Department of Radiology and Medical Imaging, University of Virginia, Charlottesville, USA.
Physiol Genomics. 2012 Mar 19;44(6):345-51. doi: 10.1152/physiolgenomics.00087.2011. Epub 2012 Jan 24.
Bglu3 is a quantitative trait locus for fasting glucose on distal chromosome 1 identified in an intercross between C57BL/6 (B6) and C3H/HeJ (C3H) apolipoprotein E-deficient (apoE(-/-)) mice. This locus was subsequently replicated in two separate mouse intercrosses. The objective of this study was to characterize Bglu3 through construction and analysis of a congenic strain and identify underlying candidate genes. Congenic mice were constructed by introgressing a genomic region harboring Bglu3 from C3H.apoE(-/-) into B6.apoE(-/-) mice. Mice were started with a Western diet at 6 wk of age and maintained on the diet for 12 wk. Gene expression in the liver was analyzed by microarrays. Congenic mice had significantly higher fasting glucose levels and developed more significant glucose intolerance compared with B6.apoE(-/-) mice on the Western diet. Microarray analysis revealed 336 genes to be differentially expressed in the liver of congenic mice. Further pathway analysis suggested a role for acute phase response signaling in regulating glucose intolerance. Apcs, encoding an acute phase response protein serum amyloid P (SAP), is located underneath the linkage peak of Bglu3. Multiple single nucleotide polymorphisms between B6 and C3H mice were detected within and surrounding Apcs. Apcs expression in the liver was significantly higher in congenic and C3H mice compared with B6 mice. The Western diet consumption led to a gradual rise in plasma SAP levels, which was accompanied by rising fasting glucose in both B6 and C3H apoE(-/-) mice. Expression of C3H Apcs in B6.apoE(-/-) mice aggravated glucose intolerance. Bglu3 is confirmed to be a locus affecting diabetes susceptibility, and Apcs is a probable candidate gene.
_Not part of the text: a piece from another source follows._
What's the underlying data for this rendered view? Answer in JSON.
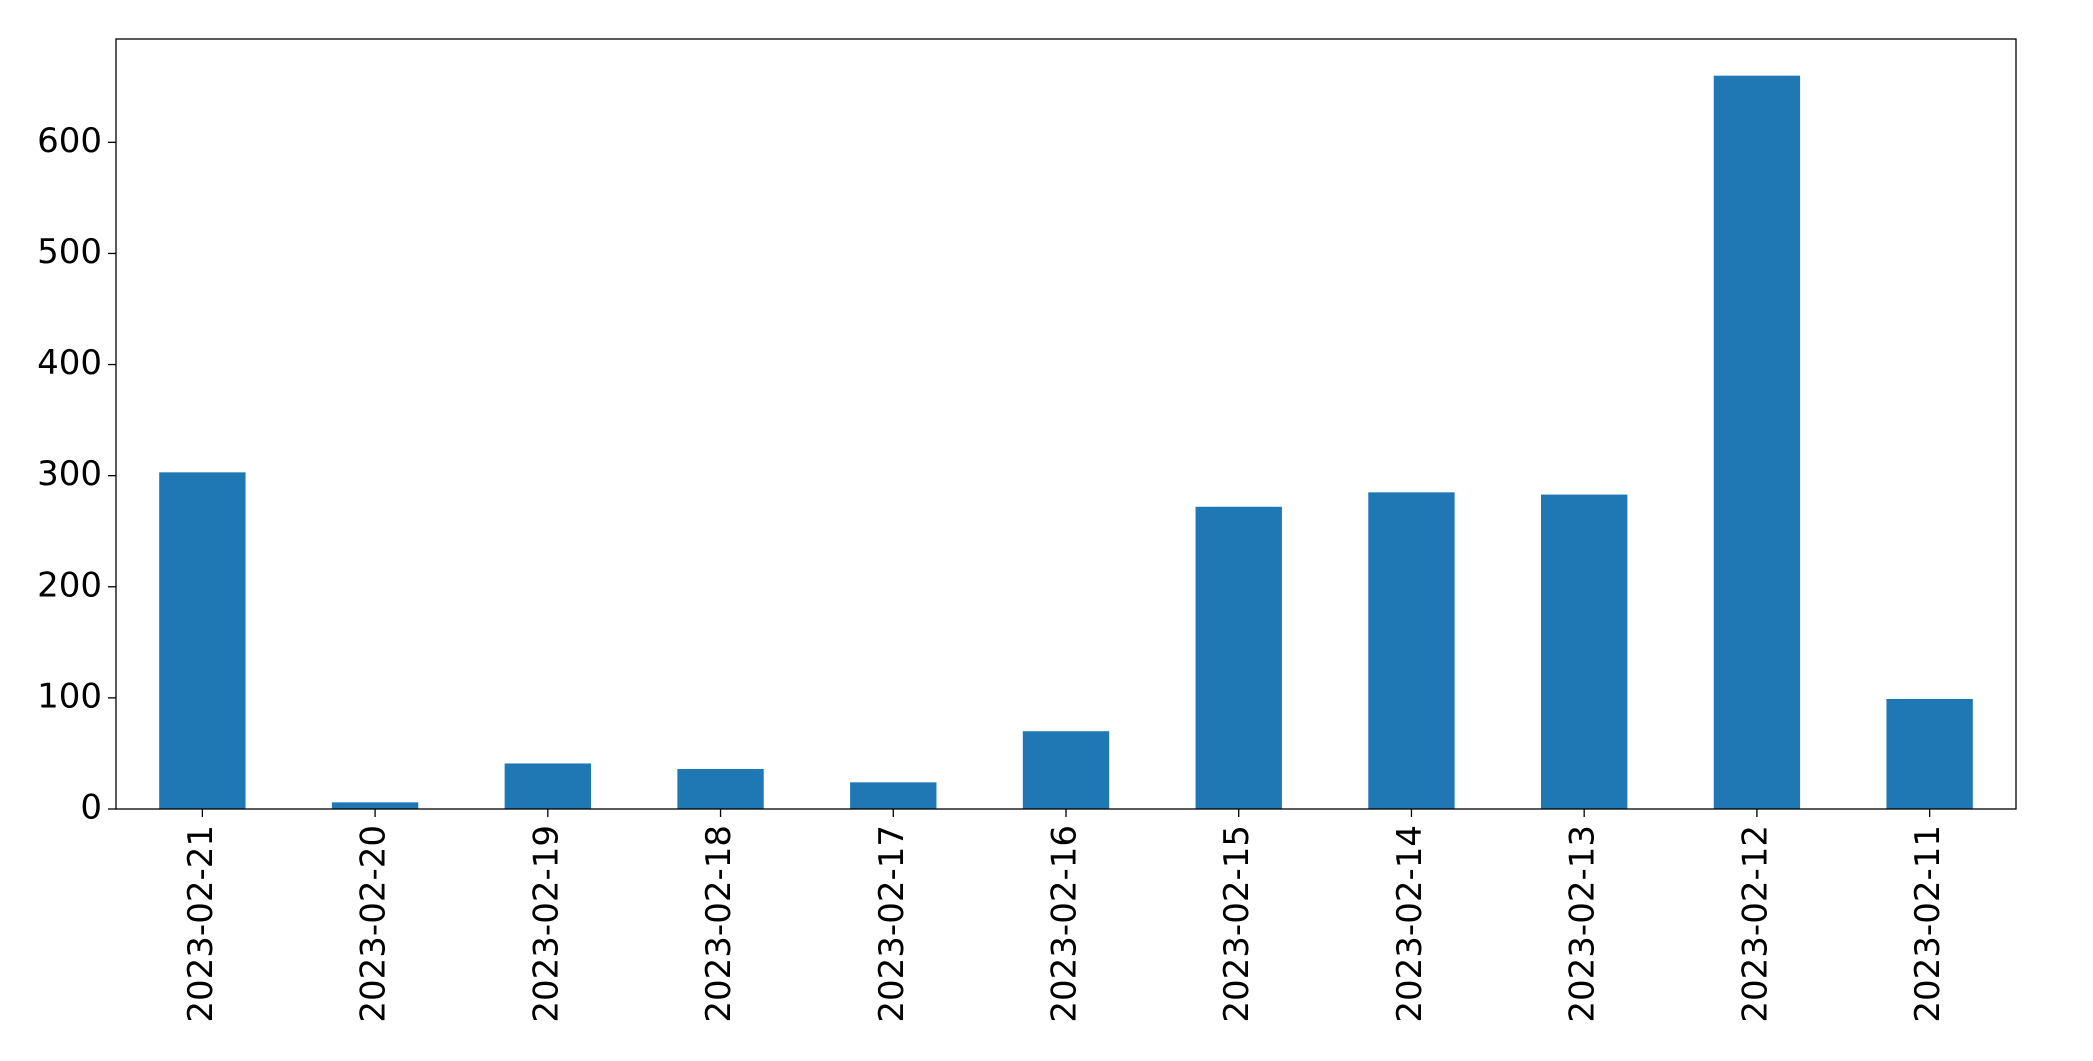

Bglu3 是在载脂蛋白 E 缺陷(apoE(-/-))的 C57BL/6(B6)和 C3H/HeJ(C3H)小鼠的杂交后代中鉴定的用于空腹血糖的数量性状位点。该位点随后在两个独立的小鼠杂交实验中得到了复制。本研究的目的是通过构建和分析一个同源性基因来对 Bglu3 进行特征分析,并鉴定潜在的候选基因。通过将源自 C3H.apoE(-/-)的含有 Bglu3 的基因组区域导入 B6.apoE(-/-),构建了同源性基因小鼠。在 6 周龄时,小鼠开始使用西方饮食,并在该饮食下维持 12 周。通过微阵列分析肝脏中的基因表达。与 B6.apoE(-/-)相比,同源性基因小鼠在西方饮食下空腹血糖水平显著升高,且葡萄糖耐量明显更差。微阵列分析显示 336 个基因在同源性基因小鼠肝脏中差异表达。进一步的途径分析表明,急性相反应信号在调节葡萄糖耐量方面发挥作用。编码急性相反应蛋白血清淀粉样蛋白 P(SAP)的 Apcs 位于 Bglu3 的连锁峰下方。在 B6 和 C3H 小鼠之间检测到多个位于 Apcs 内及其周围的单核苷酸多态性。与 B6 相比,同源性基因和 C3H 小鼠肝脏中的 Apcs 表达显著升高。西方饮食的摄入导致血浆 SAP 水平逐渐升高,这伴随着 B6 和 C3H apoE(-/-)小鼠空腹血糖的升高。B6.apoE(-/-) 小鼠中 C3H Apcs 的表达加重了葡萄糖耐量的恶化。Bglu3 被证实是一个影响糖尿病易感性的基因座,Apcs 是一个可能的候选基因。